ECLI:NL:GHAMS:2020:1216
Gerechtshof Amsterdam
- Beschikking
- Rechtspraak.nl
Afwijzing verzoek om vervangende toestemming voor vakantie en bekrachtiging inschrijving op basisschool
In deze zaak heeft het Gerechtshof Amsterdam op 7 april 2020 uitspraak gedaan in hoger beroep over een verzoek van de moeder (de vrouw) tot vervangende toestemming voor een vakantie met de kinderen in de zomervakantie van 2019. De vrouw had in eerste aanleg een verzoek ingediend om met de kinderen naar Egypte te reizen, maar dit verzoek was afgewezen door de rechtbank. Het hof oordeelt dat de vrouw geen rechtens te respecteren procesbelang heeft bij een beoordeling van haar verzoek, aangezien de zomervakantie inmiddels is verstreken. Het hof wijst erop dat de vrouw bang is dat de man haar in de toekomst zal beletten om met de kinderen naar het buitenland te reizen, maar dit levert onvoldoende belang op om de beslissing van de rechtbank te toetsen.

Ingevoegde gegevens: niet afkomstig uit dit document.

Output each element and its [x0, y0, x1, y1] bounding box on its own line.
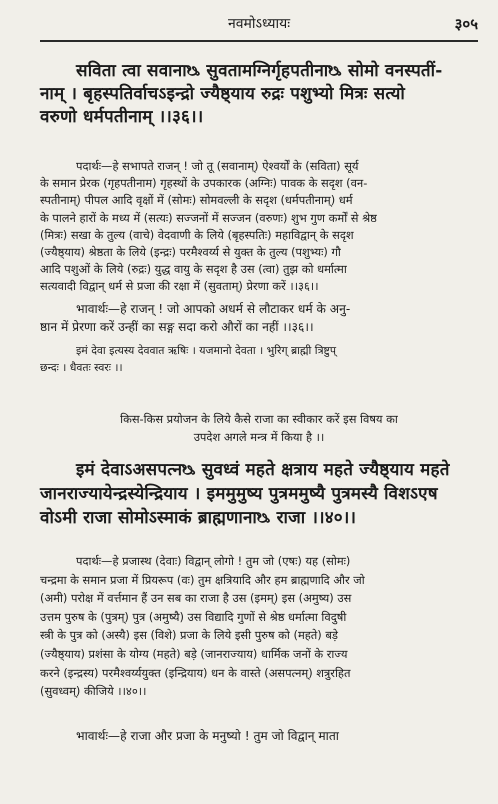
commentary-line: के पालने हारों के मध्य में (सत्यः) सज्जनों में सज्जन (वरुणः) शुभ गुण कर्मों से श्रेष्ठ — [40, 210, 377, 225]
intro-line: उपदेश अगले मन्त्र में किया है ।। — [193, 430, 325, 444]
commentary-line: चन्द्रमा के समान प्रजा में प्रियरूप (वः) तुम क्षत्रियादि और हम ब्राह्मणादि और जो — [40, 572, 365, 587]
bhavartha-line: भावार्थः—हे राजन् ! जो आपको अधर्म से लौटाकर धर्म के अनु- — [76, 302, 351, 316]
mantra-39 — [40, 60, 478, 129]
commentary-line: (ज्यैष्ठ्याय) प्रशंसा के योग्य (महते) बड़े (जानराज्याय) धार्मिक जनों के राज्य — [40, 646, 348, 661]
commentary-line: (मित्रः) सखा के तुल्य (वाचे) वेदवाणी के लिये (बृहस्पतिः) महाविद्वान् के सदृश — [40, 227, 354, 242]
mantra-intro — [40, 410, 478, 446]
commentary-line: उत्तम पुरुष के (पुत्रम्) पुत्र (अमुष्यै) उस विद्यादि गुणों से श्रेष्ठ धर्मात्मा विदुषी — [40, 609, 347, 624]
commentary-line: पदार्थः—हे प्रजास्थ (देवाः) विद्वान् लोगो ! तुम जो (एषः) यह (सोमः) — [76, 554, 351, 568]
page-number: ३०५ — [454, 15, 478, 33]
padartha-40 — [40, 552, 478, 701]
mantra-line: वोऽमी राजा सोमोऽस्माकं ब्राह्मणानाᳬ राजा ।।४०।। — [40, 508, 357, 528]
commentary-line: स्त्री के पुत्र को (अस्यै) इस (विशे) प्रजा के लिये इसी पुरुष को (महते) बड़े — [40, 628, 338, 643]
mantra-line: सविता त्वा सवानाᳬ सुवतामग्निर्गृहपतीनाᳬ सोमो वनस्पतीं- — [76, 61, 443, 81]
commentary-line: (अमी) परोक्ष में वर्त्तमान हैं उन सब का राजा है उस (इमम्) इस (अमुष्य) उस — [40, 591, 352, 606]
mantra-line: जानराज्यायेन्द्रस्येन्द्रियाय । इममुमुष्य पुत्रममुष्यै पुत्रमस्यै विशऽएष — [40, 484, 438, 504]
commentary-line: के समान प्रेरक (गृहपतीनाम) गृहस्थों के उपकारक (अग्निः) पावक के सदृश (वन- — [40, 176, 368, 191]
commentary-line: (सुवध्वम्) कीजिये ।।४०।। — [40, 684, 147, 699]
mantra-line: इमं देवाऽअसपत्नᳬ सुवध्वं महते क्षत्राय महते ज्यैष्ठ्याय महते — [76, 460, 450, 480]
mantra-40 — [40, 458, 478, 530]
mantra-line: वरुणो धर्मपतीनाम् ।।३६।। — [40, 107, 204, 127]
commentary-line: पदार्थः—हे सभापते राजन् ! जो तू (सवानाम्) ऐश्वर्यों के (सविता) सूर्य — [76, 159, 359, 173]
mantra-line: नाम् । बृहस्पतिर्वाचऽइन्द्रो ज्यैष्ठ्याय रुद्रः पशुभ्यो मित्रः सत्यो — [40, 84, 405, 104]
bhavartha-39 — [40, 300, 478, 336]
header-rule — [40, 40, 478, 42]
rishi-devata-chhanda — [40, 342, 478, 376]
bhavartha-line: भावार्थः—हे राजा और प्रजा के मनुष्यो ! तुम जो विद्वान् माता — [76, 729, 339, 743]
commentary-line: (ज्यैष्ठ्याय) श्रेष्ठता के लिये (इन्द्रः) परमैश्वर्य्य से युक्त के तुल्य (पशुभ्यः) गौ — [40, 245, 341, 260]
commentary-line: आदि पशुओं के लिये (रुद्रः) युद्ध वायु के सदृश है उस (त्वा) तुझ को धर्मात्मा — [40, 262, 347, 277]
bhavartha-40 — [40, 728, 478, 745]
padartha-39 — [40, 158, 478, 296]
commentary-line: स्पतीनाम्) पीपल आदि वृक्षों में (सोमः) सोमवल्ली के सदृश (धर्मपतीनाम्) धर्म — [40, 193, 353, 208]
intro-line: किस-किस प्रयोजन के लिये कैसे राजा का स्वीकार करें इस विषय का — [120, 412, 398, 426]
commentary-line: सत्यवादी विद्वान् धर्म से प्रजा की रक्षा में (सुवताम्) प्रेरणा करें ।।३६।। — [40, 279, 319, 294]
meta-line: इमं देवा इत्यस्य देववात ऋषिः । यजमानो देवता । भुरिग् ब्राह्मी त्रिष्टुप् — [76, 344, 336, 357]
meta-line: छन्दः । धैवतः स्वरः ।। — [40, 361, 123, 374]
page-header — [40, 14, 478, 38]
bhavartha-line: ष्ठान में प्रेरणा करें उन्हीं का सङ्ग सदा करो औरों का नहीं ।।३६।। — [40, 320, 314, 334]
chapter-title: नवमोऽध्यायः — [227, 16, 291, 32]
commentary-line: करने (इन्द्रस्य) परमैश्वर्य्ययुक्त (इन्द्रियाय) धन के वास्ते (असपत्नम्) शत्रुरहित — [40, 665, 351, 680]
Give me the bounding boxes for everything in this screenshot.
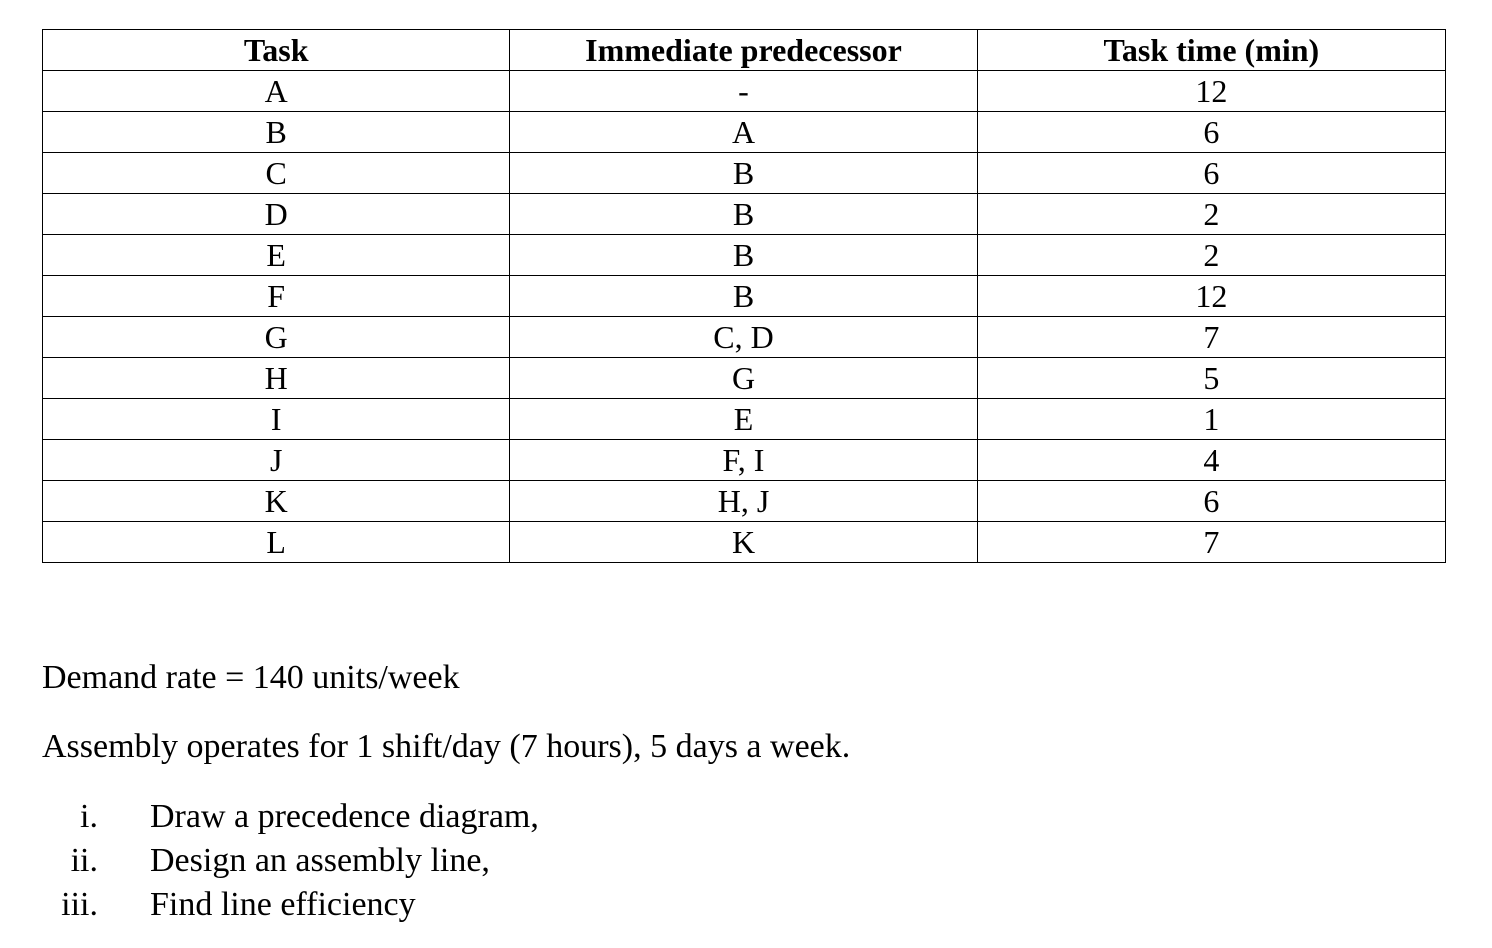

Daarnaast heeft het hof ook het verzoek van de man tot vervangende toestemming voor de inschrijving van hun jongste kind op een basisschool toegewezen. De vrouw had bezwaar gemaakt tegen deze inschrijving, maar het hof oordeelt dat het in het belang van de kinderen is om de huidige school te behouden. De vrouw heeft wel een rechtens te respecteren procesbelang bij de beoordeling van de inschrijving, maar het hof vindt dat er op dit moment geen haalbaar alternatief is voor de kinderen. De beslissing van de rechtbank wordt bekrachtigd, en de proceskosten worden gecompenseerd, zodat iedere partij de eigen kosten draagt.